At England’s Hampton Court Palace, in Middlesex, “ghosts” are always welcome, whatever their true nature. Recently 12-year-old Holly Hampsheir captured a strange figure on her iPhone—as she and her cousin of the same age noticed the following day, while perusing their images. Was it the fabled ghost of the Grey Lady? asked the tabloid Daily Mail. Or was it something else? as I was asked by Alan Boyle of NBC News.
I promptly studied the image with colleague Tom Flynn, a CFI photographer and videographer with expertise in special effects. After some brainstorming back-and-forth, we developed an hypothesis. In a nutshell, as I told NBC’s Boyle, “We think that this is consistent with a person in a period-style costume who has walked into the picture. I’m going to assume the girls didn’t stage this.”
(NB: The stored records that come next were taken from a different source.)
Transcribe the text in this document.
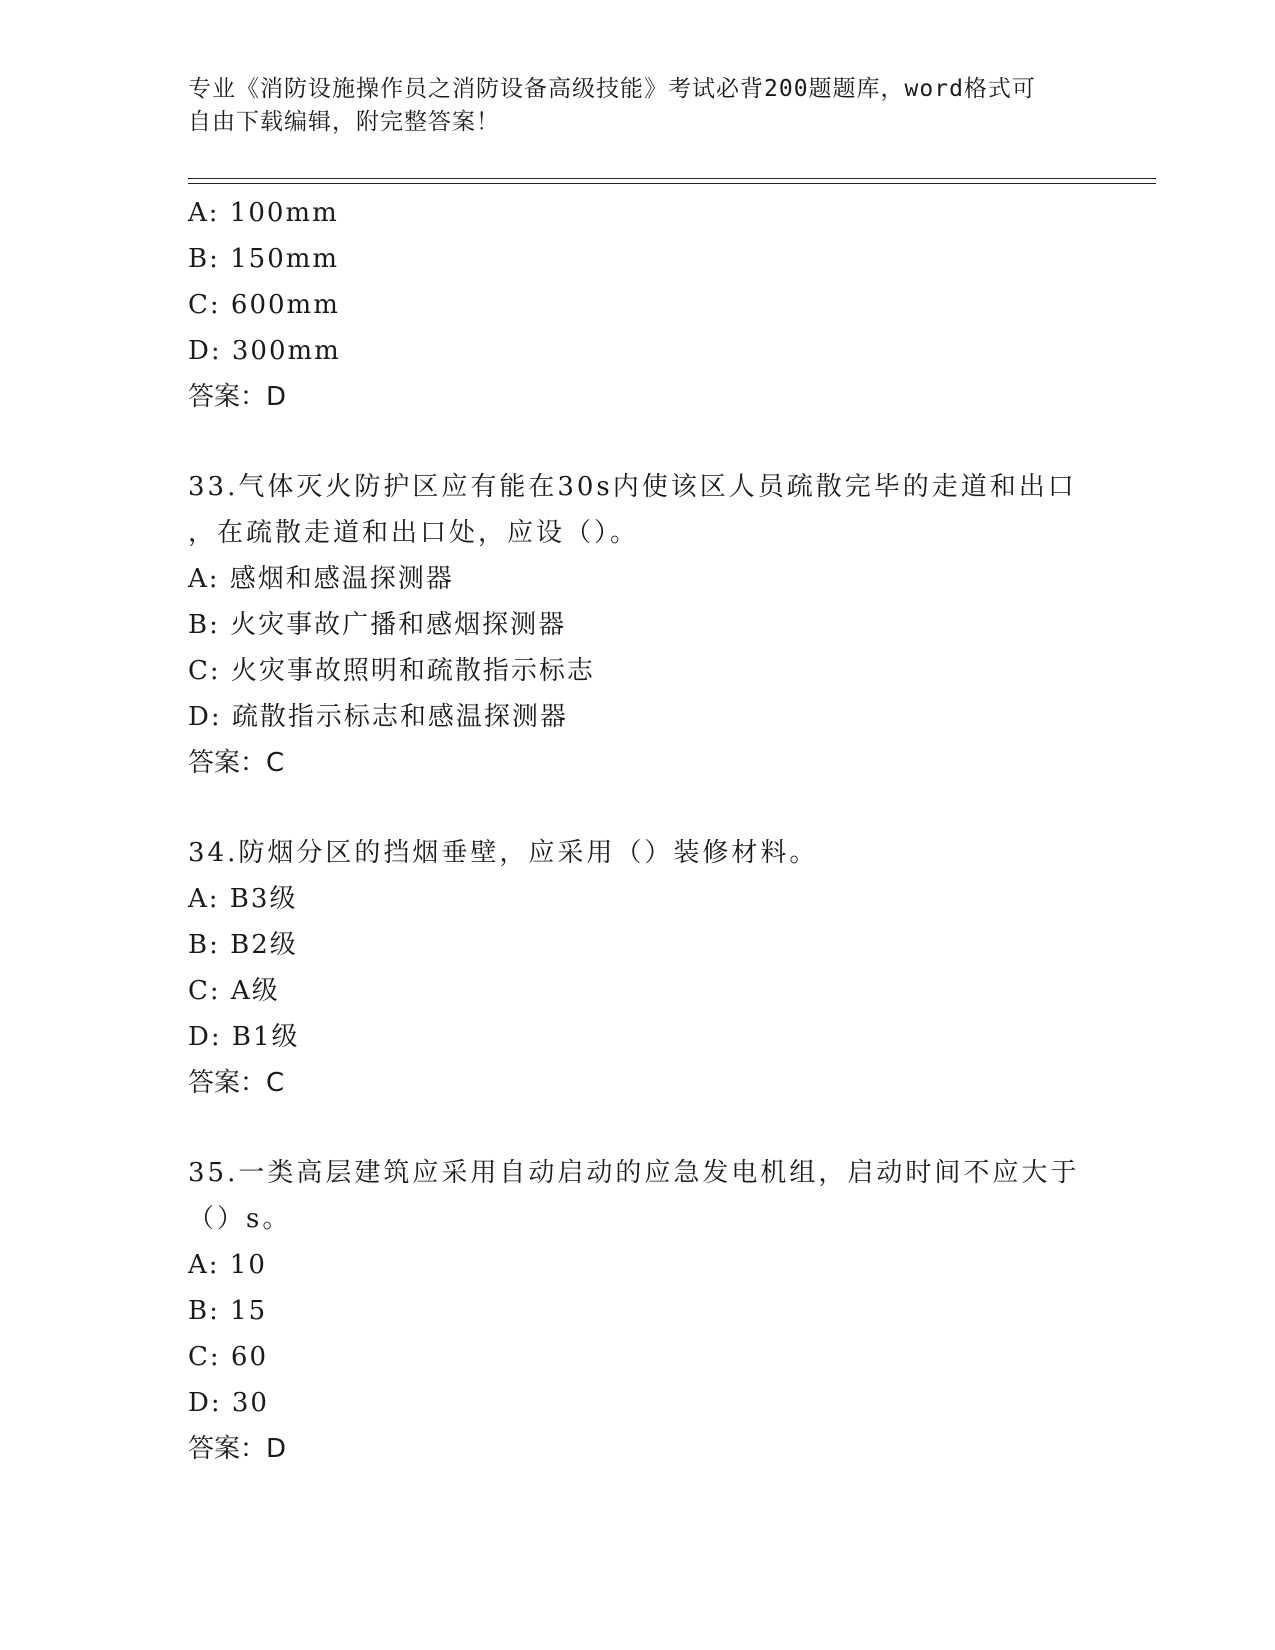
专业《消防设施操作员之消防设备高级技能》考试必背200题题库，word格式可
自由下载编辑，附完整答案！
A: 100mm
B: 150mm
C: 600mm
D: 300mm
答案：D
33.气体灭火防护区应有能在30s内使该区人员疏散完毕的走道和出口
，在疏散走道和出口处，应设（）。
A: 感烟和感温探测器
B: 火灾事故广播和感烟探测器
C: 火灾事故照明和疏散指示标志
D: 疏散指示标志和感温探测器
答案：C
34.防烟分区的挡烟垂壁，应采用（）装修材料。
A: B3级
B: B2级
C: A级
D: B1级
答案：C
35.一类高层建筑应采用自动启动的应急发电机组，启动时间不应大于
（）s。
A: 10
B: 15
C: 60
D: 30
答案：D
Unlike the ethereal ghosts or spirits in photographs of yore, this figure appears entirely solid. Even the British tabloid admitted, “. . . the woman seems real enough in the picture.” However, the next photo taken showed no sign of the supposed ghostly visitor, although that would be the case if the intruder had continued walking. She need not have been noticed, since one girl faced away and the other was busy with her camera. The highlights on the lady’s hair and the shadows in the folds of her dress reveal the effects of light sources, at least two of which are apparent in the photos: the cool white streaming in from the window at the left, and the yellow incandescence of the chandelier’s “candles.”
Either the “ghost” is an actual person, or we must believe that a “life energy” (unknown to science) not only emanates from corpses, but fails to dissipate (like real energy does when its source is cut off), that it indeed retains the shape of its former bodily abode—not only the living portions but inanimate ones, like clothing, as well—and that it even functions without benefit of the physical organ known as the brain! (Pause here to consider the dictum known as Occam’s razor, that the hypothesis with the fewest assumptions is to be preferred.)
Some see in the palace “ghost” a distortion of the image, an elongation that—if actually present—is attributable to the iPhone’s panorama function. On his website, Metabunk.org, Mick West demonstrates this type of glitch in detail. It illustrates—as I told NBC’s intrepid reporter Boyle—how ghost photos have changed over time.
The earliest photos—daguerreotypes, ambrotypes, and tintypes—showed no ghosts, but when glass-plate negatives made double exposure possible, “spirit” photos (some accidental, most deliberately faked) began to appear. “Ghost” photos proliferated after portable cameras were put in the hands of amateurs in the 1880s, and especially when celluloid roll film became available at the end of that decade. Almost any photo anomaly might be called paranormal whether caused by some glitch (e.g., light leakage from a pinhole in a camera’s bellows) or by deliberate trickery, whether by camera, staged scene, or darkroom manipulation. In modern times, the built-in flash of small cameras bounced light from intruding objects—like dust particles, to create the ghost hunters’ “orbs,” or from wandering fingertips, camera straps, etc., to produce other mysterious effects. As well, digital cameras, computer programs, and human attention seekers help make clever “fauxtographs” easy to create.
(For more on photos and the paranormal, see Tom Flynn’s entry “Photography” in Gordon Stein’s The Encyclopedia of the Paranormal, 1996, and my books, Camera Clues, 1994, and The Science of Ghosts, 2012.)